Why is it important to manage such patients in specialised centres?
A comprehensive stroke centre is defined as a facility or system with the necessary personnel, infrastructure, expertise, and programmes to diagnose and treat patients who require a high intensity of medical and surgical care, specialised tests, or interventional therapies. This kind of a centre has:
- Stroke team/physicians
- Diagnostic techniques such as MRI, CT (with CT angiography), digital subtraction angiography (DSA) and transcranial Doppler.
- Surgical and interventional therapies- well established surgical procedures such as haematoma removal, clipping of aneurysms as well as interventional neuroradiology and endovascular therapy
- Infrastructure such as neurosurgical ICU, and round-the-clock interventional and surgical facilities
Studies have shown that patients treated in stroke centres have better outcomes as compared to patients treated in regular hospitals. Results of both surgery and intervention are also largely dependent upon the expertise of the treating physician. Effective management in a stroke centre with a team of doctors specialising in different aspects is important because patients with SAH are prone to secondary complications, which can cause delayed onset of worsening after SAH.
These include:
- Cerebral ischemia due to vasospasm – Symptomatic vasospasm is narrowing of vessels that have resulted in cerebral ischemia with clinical symptoms and signs. Angiographic vasospasm is arterial narrowing demonstrated on angiography after SAH and overall incidence of this is about 50 per cent Almost 60 per cent of patients with thick clots develop moderate or severe angiographic vasospasm in at least one major artery.
- Hydrocephalus
- Hyponatremia
- Hypoxia/ hypotension from cardiopulmonary complications
- Systemic sepsis, meningitis
- Cardiovascular complications- such as ECG abnormalities are quite common in these patients.

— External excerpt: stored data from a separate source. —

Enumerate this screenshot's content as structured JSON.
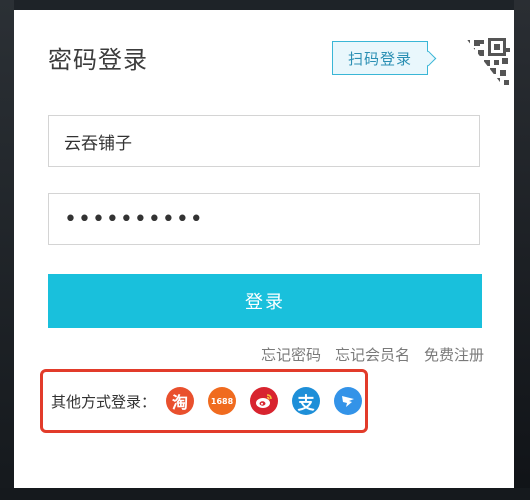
{
  "login": {
    "title": "密码登录",
    "qr_tooltip": "扫码登录",
    "username_value": "云吞铺子",
    "password_value": "••••••••••",
    "submit_label": "登录",
    "links": [
      "忘记密码",
      "忘记会员名",
      "免费注册"
    ],
    "other_label": "其他方式登录：",
    "social": [
      {
        "name": "taobao",
        "glyph": "淘",
        "color": "#e9502d"
      },
      {
        "name": "1688",
        "glyph": "1688",
        "color": "#f06b1f"
      },
      {
        "name": "weibo",
        "color": "#d8242f"
      },
      {
        "name": "alipay",
        "glyph": "支",
        "color": "#1e8fd8"
      },
      {
        "name": "dingtalk",
        "color": "#3393e8"
      }
    ],
    "accent_color": "#19c0dc",
    "highlight_color": "#e23b2a"
  }
}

Unusually, they may be associated with underlying cardiac damage manifest as contraction band necrosis and elevated cardiac enzymes.
Results of coiling are better than surgical clipping International subarachnoid Aneurysm trial (ISAT Trial)

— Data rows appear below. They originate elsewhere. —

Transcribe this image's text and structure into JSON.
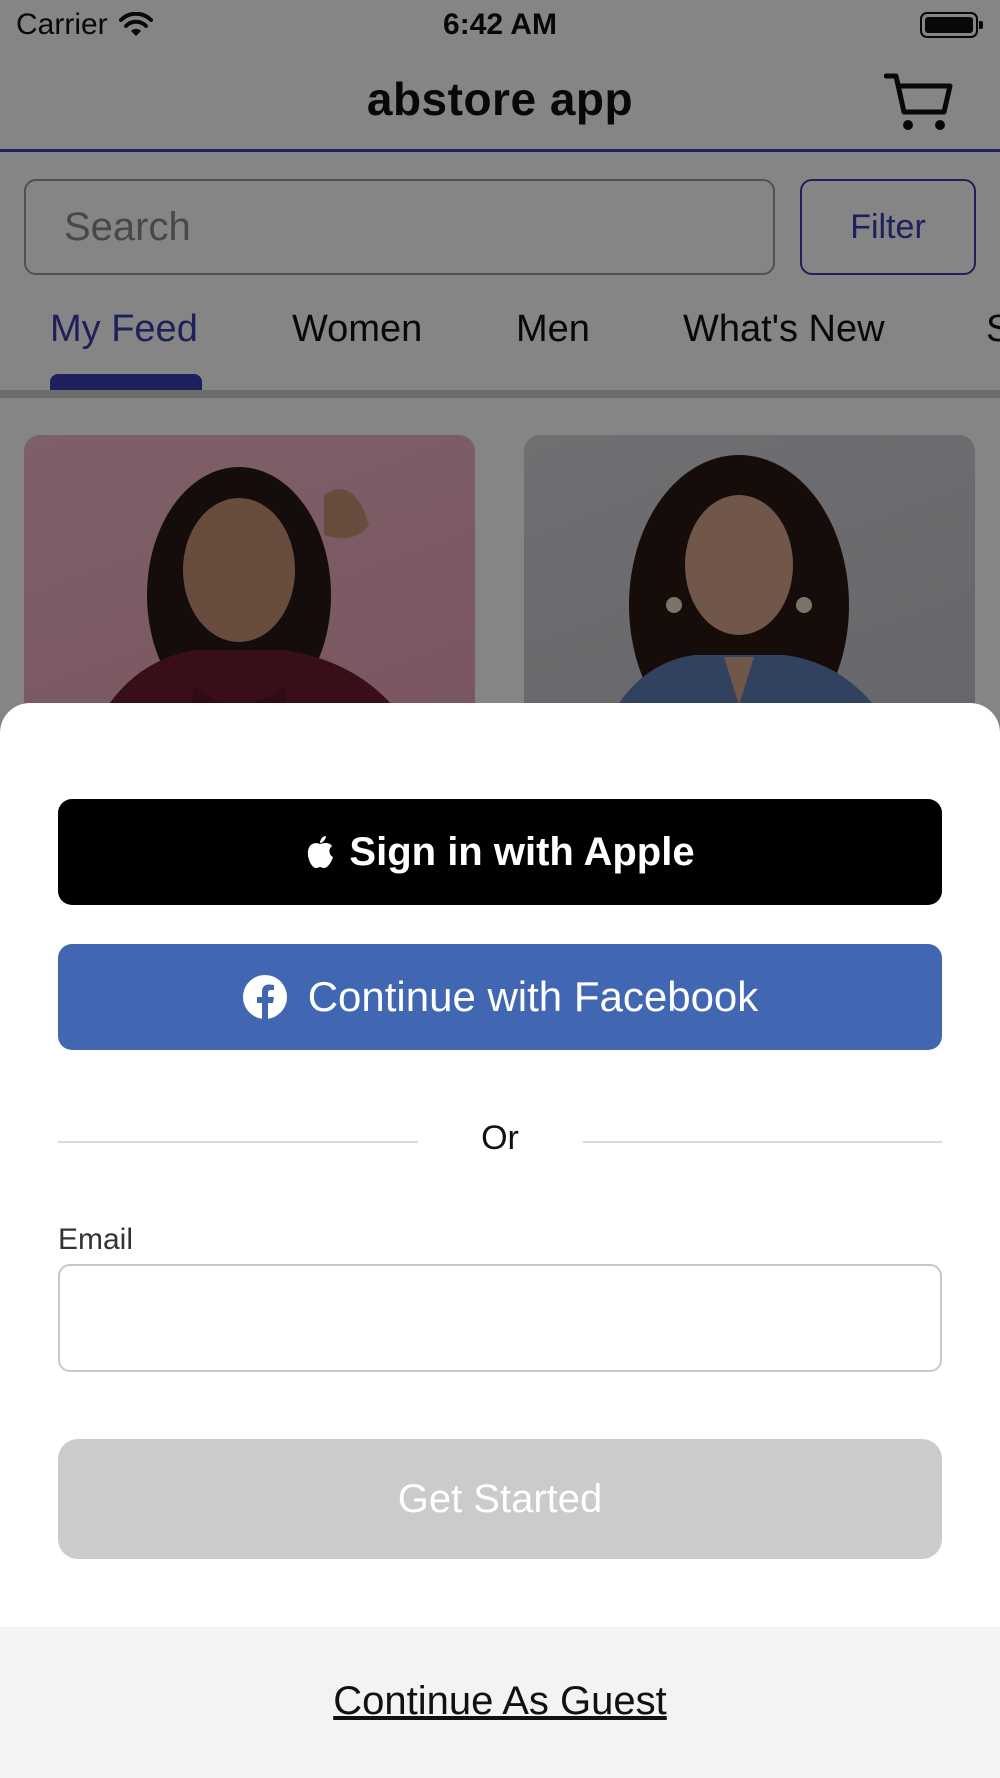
{
  "status_bar": {
    "carrier": "Carrier",
    "time": "6:42 AM"
  },
  "nav": {
    "title": "abstore app",
    "cart_icon": "shopping-cart-icon"
  },
  "search": {
    "placeholder": "Search",
    "value": ""
  },
  "filter": {
    "label": "Filter"
  },
  "tabs": [
    {
      "label": "My Feed",
      "active": true
    },
    {
      "label": "Women",
      "active": false
    },
    {
      "label": "Men",
      "active": false
    },
    {
      "label": "What's New",
      "active": false
    },
    {
      "label": "S",
      "active": false
    }
  ],
  "sheet": {
    "apple_label": "Sign in with Apple",
    "facebook_label": "Continue with Facebook",
    "or_text": "Or",
    "email_label": "Email",
    "email_value": "",
    "get_started_label": "Get Started",
    "guest_label": "Continue As Guest"
  },
  "colors": {
    "accent": "#3b3fb0",
    "facebook": "#4267b2",
    "apple": "#000000",
    "disabled_button": "#cbcbcb"
  }
}
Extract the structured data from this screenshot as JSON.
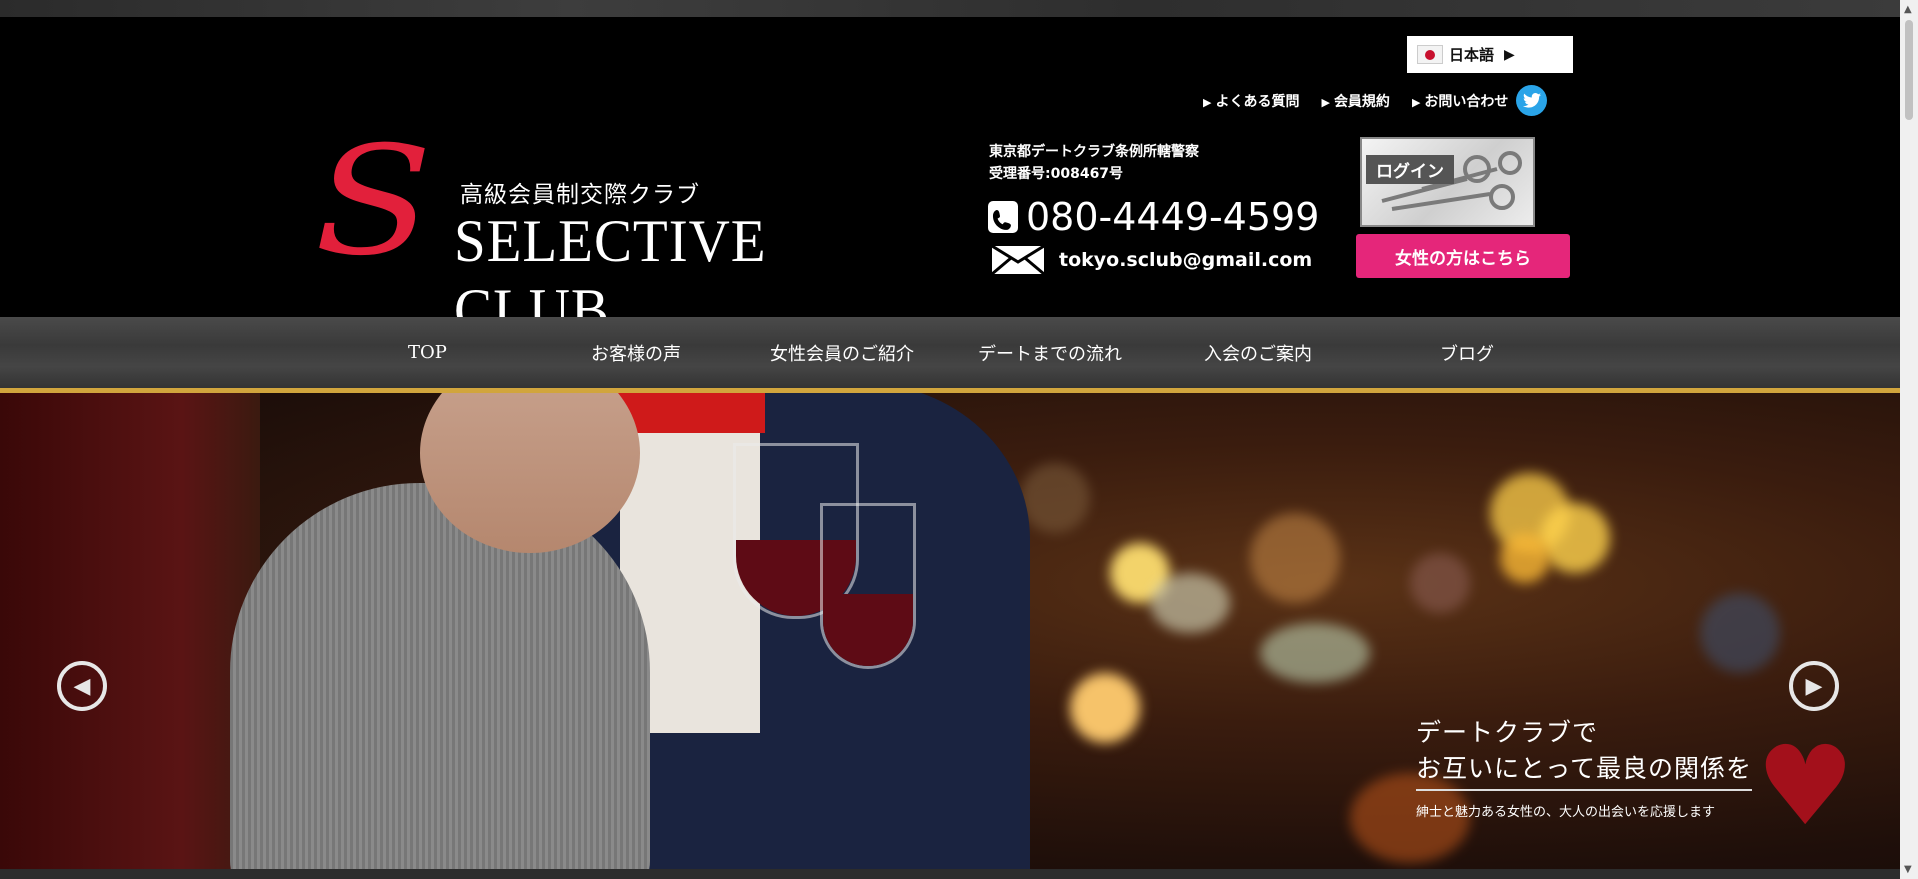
{
  "header": {
    "logo_letter": "S",
    "tagline": "高級会員制交際クラブ",
    "club_name": "SELECTIVE CLUB",
    "language": "日本語",
    "top_links": [
      "よくある質問",
      "会員規約",
      "お問い合わせ"
    ],
    "license_line1": "東京都デートクラブ条例所轄警察",
    "license_line2": "受理番号:008467号",
    "phone": "080-4449-4599",
    "email": "tokyo.sclub@gmail.com",
    "login_label": "ログイン",
    "women_button": "女性の方はこちら"
  },
  "nav": {
    "items": [
      "TOP",
      "お客様の声",
      "女性会員のご紹介",
      "デートまでの流れ",
      "入会のご案内",
      "ブログ"
    ]
  },
  "hero": {
    "caption_line1": "デートクラブで",
    "caption_line2": "お互いにとって最良の関係を",
    "caption_line3": "紳士と魅力ある女性の、大人の出会いを応援します"
  },
  "colors": {
    "logo_red": "#e2203b",
    "nav_border_gold": "#d1a53d",
    "women_button_pink": "#e5267a",
    "twitter_blue": "#2aa4e8"
  },
  "icons": [
    "flag-icon",
    "twitter-icon",
    "phone-icon",
    "mail-icon",
    "prev-arrow-icon",
    "next-arrow-icon",
    "heart-icon"
  ]
}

- Randomised, prospective, international controlled trial compared neurosurgical clipping with endovascular treatment in aneurysms and concluded that results of coiling were better than surgical clipping .
- The early survival advantage was maintained for upto seven years and was significant.
The Barrow Ruptured Aneurysm Trial (BRAT Trial)
- Endovascular coil embolisation is superior to microsurgical clipping.
References
- Molyneux AJ, etal; International Subarachnoid Aneurysm Trial (ISAT) Collaborative Group International subarachnoid aneurysm trial (ISAT) of neurosurgical clipping versus endovascular coiling in 2143 patients with ruptured intracranial aneurysms: a randomised comparison of effects on survival, dependency, seizures, rebleeding, subgroups, and aneurysm occlusion. Lancet 2005;366:809-17
- Risk of recurrent subarachnoid haemorrhage, death, or dependence and standardised mortality ratios after clipping or coiling of an intracranial aneurysm in the International Subarachnoid Aneurysm Trial (ISAT): long-term follow-up. Lancet Neurol. 2009 May ; 8(5): 427–433.